In questo senso abbiamo utilizzato Internet soprattutto come una sponda dietro cui nascondere un prodotto, oppure come punto di partenza per diffondere una notizia. Se si sfruttano unicamente i meccanismi orizzontali della comunicazione e si aspetta che i reticoli delle relazioni sociali facciano il loro lavoro per noi le risorse da investire diventano ingenti oppure bisogna rassegnarsi a tempi molto lunghi per raggiungere obiettivi minimamente ambiziosi. Per questo abbiamo sempre puntato al broadcast e lavorato spesso con le hoax, finti scoop costruiti appositamente per i media in grado di riverberarsi nelle reti sociali assieme alla nostra comunicazione commerciale.
Un esempio di quanto detto è stata l'operazione portata a termine lo scorso anno a Riccione.
Nell'estate del 2001, per la promozione del turismo sulla riviera, la Regione Emilia Romagna ha puntato
su una campagna tradizionale che ruotava intorno allo slogan "Vacanze a Ufo" attraverso immagini
di omini verdi e dischi volanti. La campagna, il cui sottotesto era "Siamo in grado di
accogliere qualsiasi tipo di turista", ha utilizzato il classico media-mix di cartellonistica,
inserzioni sulla carta stampata, spot televisivi e radiofonici.
In questo scenario il Comune di Riccione ha deciso di insistere e approfondire i temi di quella campagna con una serie ulteriori di azioni di comunicazione e di eventi sul territorio (una simpatica mappa della città per extraterrestri, un festa dal sapore alieno nella piazza principale, gadget, pieghevoli ecc.). Quello che abbiamo proposto all'assessorato al turismo del comune di Riccione è stata la messa in scena di un falso atterraggio Ufo nei pressi dell'Acquafan.
Abbiamo così disegnato nottetempo tre grandi cerchi con dell'acido e gestito in modalità ghost i rapporti con la stampa fornendo loro interviste a testimoni, ufologi ecc.
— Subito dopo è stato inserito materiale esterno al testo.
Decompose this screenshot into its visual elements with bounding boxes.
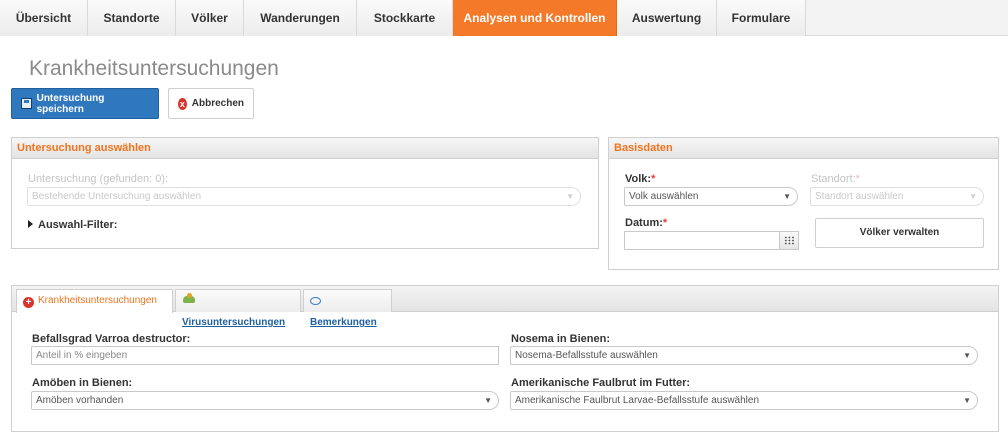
examination-select-label: Untersuchung (gefunden: 0): — [28, 173, 169, 185]
faulbrut-select-value: Amerikanische Faulbrut Larvae-Befallsstu… — [515, 395, 760, 406]
nosema-select-value: Nosema-Befallsstufe auswählen — [515, 350, 658, 361]
save-button[interactable]: Untersuchung speichern — [11, 88, 159, 119]
datum-label: Datum:* — [625, 217, 668, 229]
amoeben-select-value: Amöben vorhanden — [36, 395, 124, 406]
required-marker: * — [662, 217, 668, 229]
faulbrut-select[interactable]: Amerikanische Faulbrut Larvae-Befallsstu… — [510, 391, 978, 410]
standort-select[interactable]: Standort auswählen ▼ — [810, 187, 984, 206]
volk-label: Volk:* — [625, 173, 656, 185]
chevron-down-icon: ▼ — [963, 351, 971, 360]
amoeben-select[interactable]: Amöben vorhanden ▼ — [31, 391, 499, 410]
nosema-select[interactable]: Nosema-Befallsstufe auswählen ▼ — [510, 346, 978, 365]
examination-select-value: Bestehende Untersuchung auswählen — [32, 191, 202, 202]
chevron-down-icon: ▼ — [963, 396, 971, 405]
nav-standorte[interactable]: Standorte — [88, 0, 176, 36]
standort-select-value: Standort auswählen — [815, 191, 904, 202]
chevron-down-icon: ▼ — [783, 192, 791, 201]
manage-colonies-button[interactable]: Völker verwalten — [815, 218, 984, 248]
tab-label: Krankheitsuntersuchungen — [38, 295, 157, 306]
nav-wanderungen[interactable]: Wanderungen — [244, 0, 357, 36]
page-title: Krankheitsuntersuchungen — [29, 57, 279, 80]
tab-bemerkungen[interactable]: Bemerkungen — [303, 289, 392, 328]
nav-analysen-und-kontrollen[interactable]: Analysen und Kontrollen — [453, 0, 617, 36]
cancel-circle-icon: x — [178, 97, 187, 110]
nav-formulare[interactable]: Formulare — [717, 0, 806, 36]
required-marker: * — [855, 173, 860, 185]
varroa-label: Befallsgrad Varroa destructor: — [32, 333, 191, 345]
chevron-down-icon: ▼ — [969, 192, 977, 201]
nosema-label: Nosema in Bienen: — [511, 333, 611, 345]
add-circle-icon: + — [23, 297, 34, 308]
volk-select-value: Volk auswählen — [629, 191, 699, 202]
main-navigation: Übersicht Standorte Völker Wanderungen S… — [0, 0, 1008, 36]
tab-label: Virusuntersuchungen — [182, 317, 286, 328]
selection-filter-toggle[interactable]: Auswahl-Filter: — [28, 219, 117, 231]
floppy-disk-icon — [21, 98, 32, 109]
chevron-down-icon: ▼ — [566, 192, 574, 201]
volk-select[interactable]: Volk auswählen ▼ — [624, 187, 798, 206]
cancel-button-label: Abbrechen — [191, 98, 244, 109]
datum-input[interactable] — [624, 231, 780, 250]
cancel-button[interactable]: x Abbrechen — [168, 88, 254, 119]
select-examination-panel-title: Untersuchung auswählen — [12, 138, 598, 159]
standort-label: Standort:* — [811, 173, 860, 185]
caret-right-icon — [28, 220, 33, 228]
calendar-button[interactable] — [779, 231, 799, 250]
required-marker: * — [651, 173, 656, 185]
selection-filter-label: Auswahl-Filter: — [38, 219, 118, 231]
nav-uebersicht[interactable]: Übersicht — [0, 0, 88, 36]
amoeben-label: Amöben in Bienen: — [32, 377, 133, 389]
varroa-input[interactable]: Anteil in % eingeben — [31, 346, 499, 365]
tab-krankheitsuntersuchungen[interactable]: + Krankheitsuntersuchungen — [16, 289, 173, 313]
chevron-down-icon: ▼ — [484, 396, 492, 405]
base-data-panel-title: Basisdaten — [609, 138, 998, 159]
examination-select[interactable]: Bestehende Untersuchung auswählen ▼ — [27, 187, 581, 206]
faulbrut-label: Amerikanische Faulbrut im Futter: — [511, 377, 691, 389]
tab-bar: + Krankheitsuntersuchungen Virusuntersuch… — [12, 286, 998, 328]
save-button-label: Untersuchung speichern — [36, 92, 105, 115]
speech-bubble-icon — [310, 297, 321, 305]
nav-auswertung[interactable]: Auswertung — [617, 0, 717, 36]
virus-icon — [182, 293, 196, 305]
tab-label: Bemerkungen — [310, 317, 377, 328]
nav-stockkarte[interactable]: Stockkarte — [357, 0, 453, 36]
tab-virusuntersuchungen[interactable]: Virusuntersuchungen — [175, 289, 301, 328]
calendar-icon — [783, 236, 795, 245]
nav-voelker[interactable]: Völker — [176, 0, 244, 36]
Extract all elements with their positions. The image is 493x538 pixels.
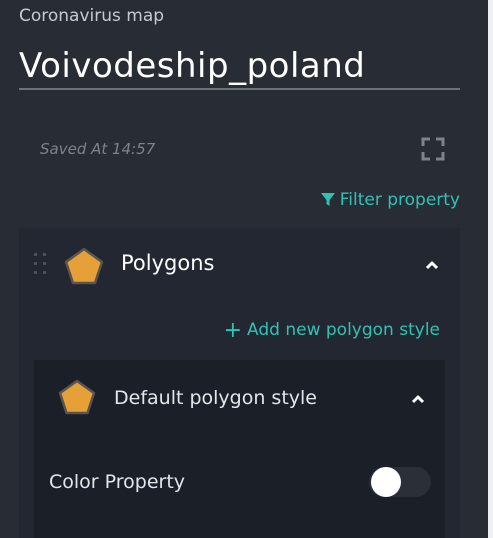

Il risultato ottenuto è stata un'altissima visibilità sulla stampa (prime pagine sui tre quotidiani locali, su quasi tutta l'emittenza radio e tv locale, quindi sulla stampa nazionale fino ad arrivare a un servizio su un telegiornale nazionale), la perfetta coerenza con la programmazione strategica e la presenza sul luogo dell'atterraggio di tanti turisti curiosi.
Quando dopo due giorni il Comune di Riccione ha raccontato la vera storia dell'Ufo oltre a ottenere ulteriore visibilità ha avuto modo di rilanciare la campagna di promozione turistica confermando la propria immagine di comune trasgressivo e di tendenza.
Si tratta di operazioni che evidentemente non si adattano a tutti le tipologie di business.
Una modalità di fare comunicazione più adatta ad un lancio che a strategie di consolidamento,
più appropriata all'economia immateriale che a quella tradizionale, più ad aziende che hanno
già inscritto nel proprio dna l'eccesso e il rischio. Un marketing rischioso da gestire con la
stessa attenzione e passione di una fanzine underground.